Supply Chain Compromise

Adversaries may manipulate products or product delivery mechanisms prior to receipt by a final consumer for the purpose of data or system compromise.

Supply chain compromise can take place at any stage of the supply chain including:

  • Manipulation of development tools
  • Manipulation of a development environment
  • Manipulation of source code repositories (public or private)
  • Manipulation of source code in open-source dependencies
  • Manipulation of software update/distribution mechanisms
  • Compromised/infected system images (removable media infected at the factory)[1][2]
  • Replacement of legitimate software with modified versions
  • Sales of modified/counterfeit products to legitimate distributors
  • Shipment interdiction

While supply chain compromise can impact any component of hardware or software, adversaries looking to gain execution have often focused on malicious additions to legitimate software in software distribution or update channels.[3][4][5] Adversaries may limit targeting to a desired victim set or distribute malicious software to a broad set of consumers but only follow up with specific victims.[6][3][5] Popular open-source projects that are used as dependencies in many applications may also be targeted as a means to add malicious code to users of the dependency.[7]

In some cases, adversaries may conduct "second-order" supply chain compromises by leveraging the access gained from an initial supply chain compromise to further compromise a software component.[8] This may allow the threat actor to spread to even more victims.

ID: T1195
Sub-techniques:  T1195.001, T1195.002, T1195.003
Tactic: Initial Access
Platforms: Linux, SaaS, Windows, macOS
Contributors: Damien Miller-McAndrews; Menachem Goldstein; Veeral Patel
Version: 1.7
Created: 18 April 2018
Last Modified: 24 October 2025

Procedure Examples

ID Name Description
G1003 Ember Bear

Ember Bear has compromised information technology providers and software developers providing services to targets of interest, building initial access to ultimate victims at least in part through compromise of service providers that work with the victim organizations.[9]

S1213 Lumma Stealer

Lumma Stealer has been delivered through cracked software downloads.[10][11][12]

G0049 OilRig

OilRig has leveraged compromised organizations to conduct supply chain attacks on government entities.[13]

S1148 Raccoon Stealer

Raccoon Stealer has been distributed through cracked software downloads.[14]

G0034 Sandworm Team

Sandworm Team staged compromised versions of legitimate software installers on forums to achieve initial, untargetetd access in victim environments.[15]

Mitigations

ID Mitigation Description
M1013 Application Developer Guidance

Application developers should be cautious when selecting third-party libraries to integrate into their application.
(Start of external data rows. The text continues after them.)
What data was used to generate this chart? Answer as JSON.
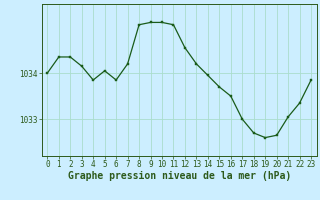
{
  "x": [
    0,
    1,
    2,
    3,
    4,
    5,
    6,
    7,
    8,
    9,
    10,
    11,
    12,
    13,
    14,
    15,
    16,
    17,
    18,
    19,
    20,
    21,
    22,
    23
  ],
  "y": [
    1034.0,
    1034.35,
    1034.35,
    1034.15,
    1033.85,
    1034.05,
    1033.85,
    1034.2,
    1035.05,
    1035.1,
    1035.1,
    1035.05,
    1034.55,
    1034.2,
    1033.95,
    1033.7,
    1033.5,
    1033.0,
    1032.7,
    1032.6,
    1032.65,
    1033.05,
    1033.35,
    1033.85
  ],
  "line_color": "#1a5c1a",
  "marker_color": "#1a5c1a",
  "bg_color": "#cceeff",
  "grid_color": "#aaddcc",
  "xlabel_label": "Graphe pression niveau de la mer (hPa)",
  "yticks": [
    1033.0,
    1034.0
  ],
  "xticks": [
    0,
    1,
    2,
    3,
    4,
    5,
    6,
    7,
    8,
    9,
    10,
    11,
    12,
    13,
    14,
    15,
    16,
    17,
    18,
    19,
    20,
    21,
    22,
    23
  ],
  "ylim": [
    1032.2,
    1035.5
  ],
  "xlim": [
    -0.5,
    23.5
  ],
  "figsize": [
    3.2,
    2.0
  ],
  "dpi": 100,
  "axis_color": "#2d5a1b",
  "tick_fontsize": 5.5,
  "label_fontsize": 7.0
}
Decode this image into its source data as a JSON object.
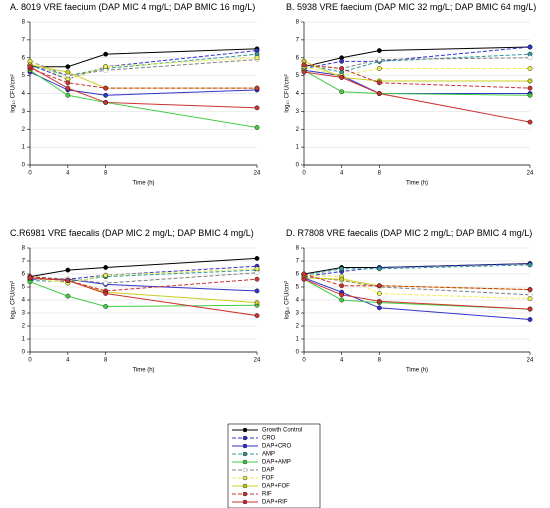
{
  "chart_data": [
    {
      "type": "line",
      "title": "A. 8019 VRE faecium (DAP MIC 4 mg/L; DAP BMIC 16 mg/L)",
      "x_label": "Time (h)",
      "y_label": "log₁₀ CFU/cm²",
      "x": [
        0,
        4,
        8,
        24
      ],
      "xlim": [
        0,
        24
      ],
      "xticks": [
        0,
        4,
        8,
        24
      ],
      "ylim": [
        0,
        8
      ],
      "yticks": [
        0,
        1,
        2,
        3,
        4,
        5,
        6,
        7,
        8
      ],
      "grid": true,
      "series": [
        {
          "values": [
            5.5,
            5.5,
            6.2,
            6.5
          ]
        },
        {
          "values": [
            5.6,
            4.8,
            5.5,
            6.4
          ]
        },
        {
          "values": [
            5.2,
            4.2,
            3.9,
            4.2
          ]
        },
        {
          "values": [
            5.6,
            5.0,
            5.4,
            6.2
          ]
        },
        {
          "values": [
            5.3,
            3.9,
            3.5,
            2.1
          ]
        },
        {
          "values": [
            5.8,
            5.0,
            5.3,
            5.9
          ]
        },
        {
          "values": [
            5.8,
            4.8,
            5.5,
            6.0
          ]
        },
        {
          "values": [
            5.6,
            5.2,
            4.3,
            4.3
          ]
        },
        {
          "values": [
            5.4,
            4.6,
            4.3,
            4.3
          ]
        },
        {
          "values": [
            5.5,
            4.3,
            3.5,
            3.2
          ]
        }
      ]
    },
    {
      "type": "line",
      "title": "B. 5938 VRE faecium (DAP MIC 32 mg/L; DAP BMIC 64 mg/L)",
      "x_label": "Time (h)",
      "y_label": "log₁₀ CFU/cm²",
      "x": [
        0,
        4,
        8,
        24
      ],
      "xlim": [
        0,
        24
      ],
      "xticks": [
        0,
        4,
        8,
        24
      ],
      "ylim": [
        0,
        8
      ],
      "yticks": [
        0,
        1,
        2,
        3,
        4,
        5,
        6,
        7,
        8
      ],
      "grid": true,
      "series": [
        {
          "values": [
            5.5,
            6.0,
            6.4,
            6.6
          ]
        },
        {
          "values": [
            5.4,
            5.8,
            5.8,
            6.6
          ]
        },
        {
          "values": [
            5.3,
            5.0,
            4.0,
            4.0
          ]
        },
        {
          "values": [
            5.6,
            5.2,
            5.8,
            6.2
          ]
        },
        {
          "values": [
            5.3,
            4.1,
            4.0,
            3.9
          ]
        },
        {
          "values": [
            5.6,
            5.4,
            5.9,
            6.0
          ]
        },
        {
          "values": [
            5.5,
            5.0,
            5.4,
            5.4
          ]
        },
        {
          "values": [
            5.8,
            4.9,
            4.7,
            4.7
          ]
        },
        {
          "values": [
            5.6,
            5.4,
            4.6,
            4.3
          ]
        },
        {
          "values": [
            5.2,
            4.9,
            4.0,
            2.4
          ]
        }
      ]
    },
    {
      "type": "line",
      "title": "C.R6981 VRE faecalis (DAP MIC 2 mg/L; DAP BMIC 4 mg/L)",
      "x_label": "Time (h)",
      "y_label": "log₁₀ CFU/cm²",
      "x": [
        0,
        4,
        8,
        24
      ],
      "xlim": [
        0,
        24
      ],
      "xticks": [
        0,
        4,
        8,
        24
      ],
      "ylim": [
        0,
        8
      ],
      "yticks": [
        0,
        1,
        2,
        3,
        4,
        5,
        6,
        7,
        8
      ],
      "grid": true,
      "series": [
        {
          "values": [
            5.8,
            6.3,
            6.5,
            7.2
          ]
        },
        {
          "values": [
            5.7,
            5.6,
            5.9,
            6.6
          ]
        },
        {
          "values": [
            5.6,
            5.6,
            5.2,
            4.7
          ]
        },
        {
          "values": [
            5.5,
            5.4,
            5.8,
            6.3
          ]
        },
        {
          "values": [
            5.4,
            4.3,
            3.5,
            3.6
          ]
        },
        {
          "values": [
            5.8,
            5.6,
            5.3,
            6.1
          ]
        },
        {
          "values": [
            5.7,
            5.3,
            5.9,
            6.4
          ]
        },
        {
          "values": [
            5.7,
            5.5,
            4.6,
            3.8
          ]
        },
        {
          "values": [
            5.8,
            5.5,
            4.7,
            5.6
          ]
        },
        {
          "values": [
            5.7,
            5.5,
            4.5,
            2.8
          ]
        }
      ]
    },
    {
      "type": "line",
      "title": "D. R7808 VRE faecalis (DAP MIC 2 mg/L; DAP BMIC 4 mg/L)",
      "x_label": "Time (h)",
      "y_label": "log₁₀ CFU/cm²",
      "x": [
        0,
        4,
        8,
        24
      ],
      "xlim": [
        0,
        24
      ],
      "xticks": [
        0,
        4,
        8,
        24
      ],
      "ylim": [
        0,
        8
      ],
      "yticks": [
        0,
        1,
        2,
        3,
        4,
        5,
        6,
        7,
        8
      ],
      "grid": true,
      "series": [
        {
          "values": [
            6.0,
            6.5,
            6.5,
            6.8
          ]
        },
        {
          "values": [
            5.8,
            6.2,
            6.5,
            6.8
          ]
        },
        {
          "values": [
            5.7,
            4.6,
            3.4,
            2.5
          ]
        },
        {
          "values": [
            5.9,
            6.4,
            6.4,
            6.7
          ]
        },
        {
          "values": [
            5.6,
            4.0,
            3.8,
            3.3
          ]
        },
        {
          "values": [
            5.8,
            5.5,
            5.0,
            4.4
          ]
        },
        {
          "values": [
            5.9,
            5.8,
            4.5,
            4.1
          ]
        },
        {
          "values": [
            5.7,
            5.6,
            5.1,
            4.8
          ]
        },
        {
          "values": [
            6.0,
            5.1,
            5.1,
            4.8
          ]
        },
        {
          "values": [
            5.6,
            4.4,
            3.9,
            3.3
          ]
        }
      ]
    }
  ],
  "legend": {
    "entries": [
      {
        "name": "Growth Control",
        "color": "#000000",
        "dashed": false,
        "open": false
      },
      {
        "name": "CRO",
        "color": "#3333cc",
        "dashed": true,
        "open": false
      },
      {
        "name": "DAP+CRO",
        "color": "#3333cc",
        "dashed": false,
        "open": false
      },
      {
        "name": "AMP",
        "color": "#339999",
        "dashed": true,
        "open": false
      },
      {
        "name": "DAP+AMP",
        "color": "#44cc44",
        "dashed": false,
        "open": false
      },
      {
        "name": "DAP",
        "color": "#808080",
        "dashed": true,
        "open": true
      },
      {
        "name": "FOF",
        "color": "#eeee55",
        "dashed": true,
        "open": false
      },
      {
        "name": "DAP+FOF",
        "color": "#cccc22",
        "dashed": false,
        "open": false
      },
      {
        "name": "RIF",
        "color": "#cc3333",
        "dashed": true,
        "open": false
      },
      {
        "name": "DAP+RIF",
        "color": "#cc3333",
        "dashed": false,
        "open": false
      }
    ]
  }
}
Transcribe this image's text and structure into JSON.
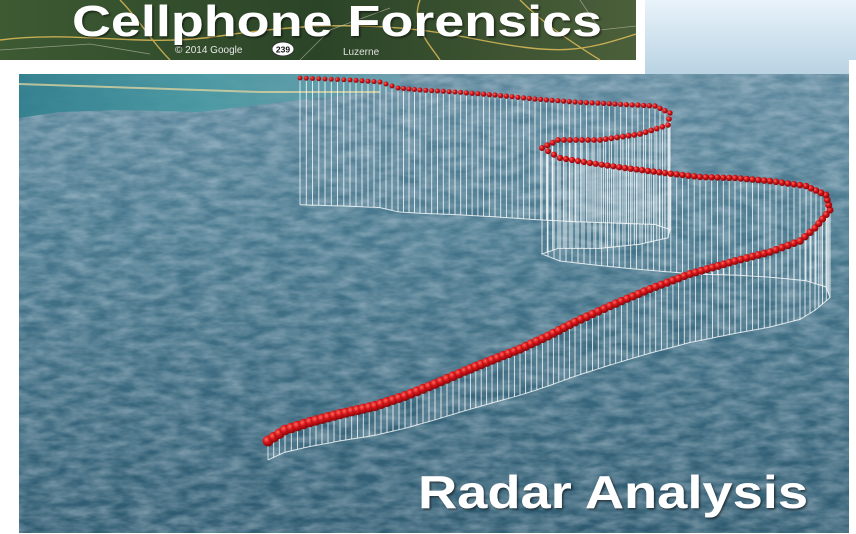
{
  "headline": "Cellphone Forensics",
  "caption": "Radar Analysis",
  "map_strip": {
    "attribution": "© 2014 Google",
    "road_shield": "239",
    "place_label": "Luzerne"
  },
  "colors": {
    "track_point": "#c40d10",
    "curtain_line": "#ffffff",
    "ocean": "#3f6e86",
    "map_strip": "#2f4a2a",
    "sky": "#d8e8f2"
  }
}
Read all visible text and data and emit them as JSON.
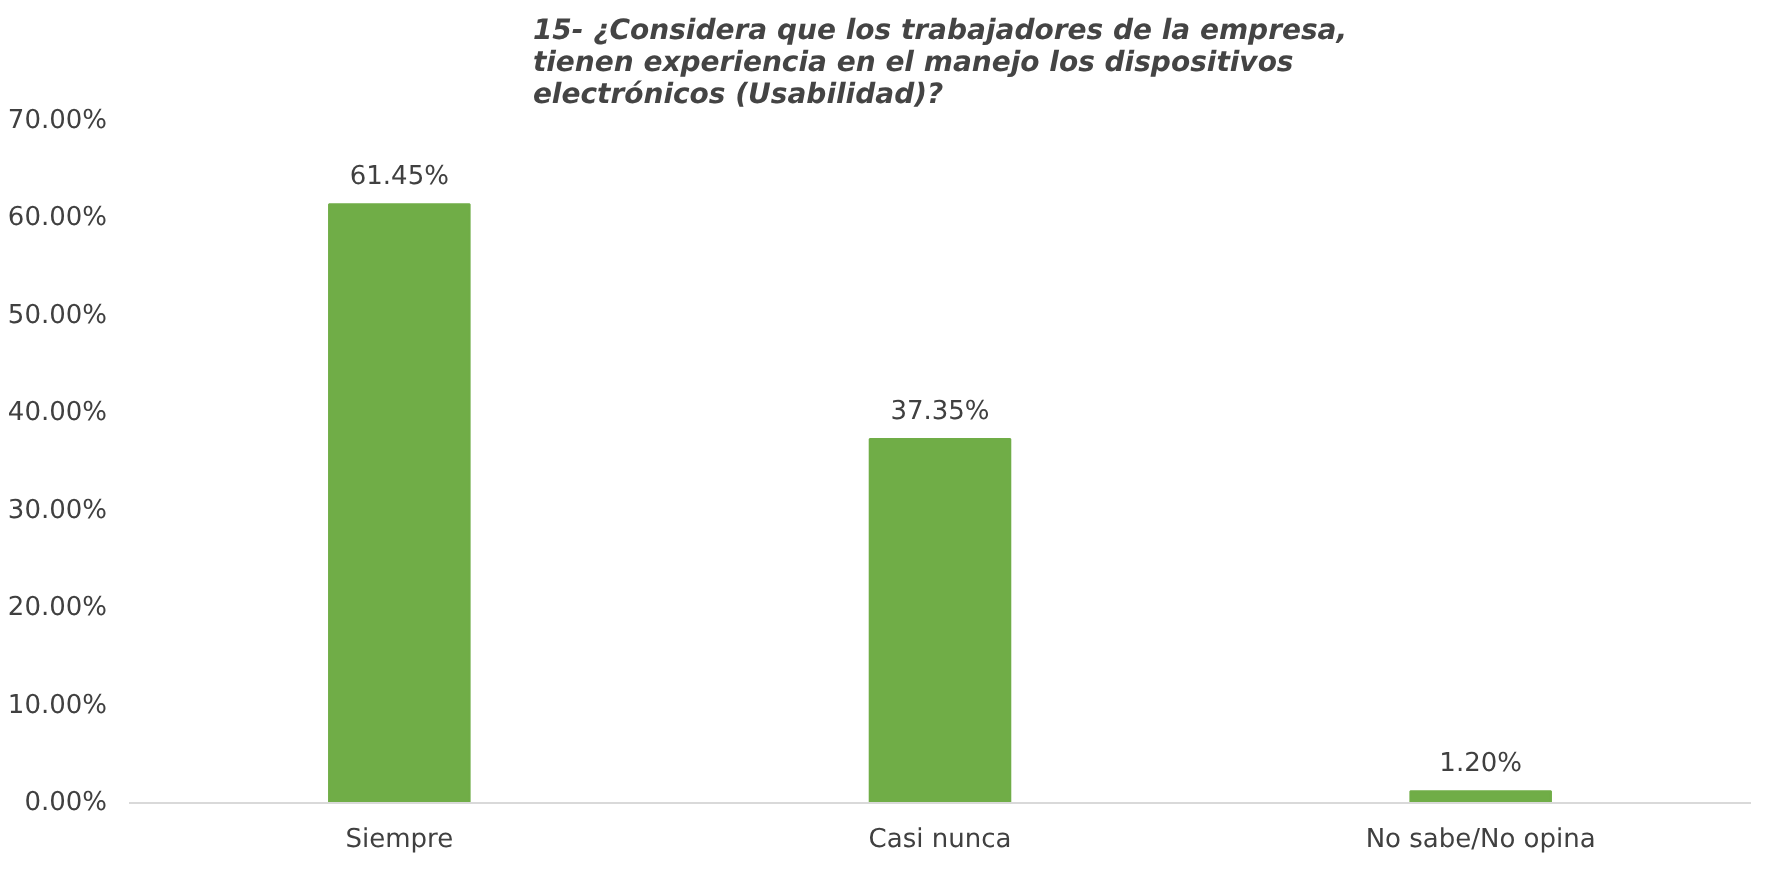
{
  "chart_data": {
    "type": "bar",
    "title": "15- ¿Considera que los trabajadores de la empresa,\ntienen experiencia en el manejo los dispositivos\nelectrónicos (Usabilidad)?",
    "categories": [
      "Siempre",
      "Casi nunca",
      "No sabe/No opina"
    ],
    "values": [
      61.45,
      37.35,
      1.2
    ],
    "value_labels": [
      "61.45%",
      "37.35%",
      "1.20%"
    ],
    "color": "#70ad47",
    "ylim": [
      0,
      70
    ],
    "yticks": [
      {
        "value": 0,
        "label": "0.00%"
      },
      {
        "value": 10,
        "label": "10.00%"
      },
      {
        "value": 20,
        "label": "20.00%"
      },
      {
        "value": 30,
        "label": "30.00%"
      },
      {
        "value": 40,
        "label": "40.00%"
      },
      {
        "value": 50,
        "label": "50.00%"
      },
      {
        "value": 60,
        "label": "60.00%"
      },
      {
        "value": 70,
        "label": "70.00%"
      }
    ]
  }
}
Additionally, where possible, developers should lock software dependencies to specific versions rather than pulling the latest version on build.[16]

M1046 Boot Integrity

Use secure methods to boot a system and verify the integrity of the operating system and loading mechanisms.

M1033 Limit Software Installation

Where possible, consider requiring developers to pull from internal repositories containing verified and approved packages rather than from external ones.[16]

M1051 Update Software

A patch management process should be implemented to check unused dependencies, unmaintained and/or previously vulnerable dependencies, unnecessary features, components, files, and documentation.

M1018 User Account Management

Implement robust user account management practices to limit permissions associated with software execution. Ensure that software runs with the lowest necessary privileges, avoiding the use of root or administrator accounts when possible. By restricting permissions, you can minimize the risk of propagation and unauthorized actions in the event of a supply chain compromise, reducing the attack surface for adversaries to exploit within compromised systems.

M1016 Vulnerability Scanning

Continuous monitoring of vulnerability sources and the use of automatic and manual code review tools should also be implemented as well.[17]

Detection Strategy

ID Name Analytic ID Analytic Description
DET0537 Behavioral detection for Supply Chain Compromise (package/update tamper → install → first-run) AN1480

1) New or updated software is delivered/installed from atypical sources or with signature/hash mismatches; 2) installer/updater writes binaries to unexpected paths or replaces existing signed files; 3) first run causes unsigned/abnormally signed modules to load or child processes to execute, optionally followed by network egress to new destinations.

AN1481

1) Package manager or curl/wget installs/upgrades from non-approved repos or unsigned packages; 2) new ELF written into PATH directories or replacement of existing binaries/libraries; 3) first run leads to unexpected child processes or outbound connections.

AN1482

1) pkg/notarization installs from atypical sources or with Gatekeeper/AMFI warnings; 2) new Mach-O written into /Applications or ~/Library paths or substitution of signed components; 3) first run from installer spawns unsigned children or exfil.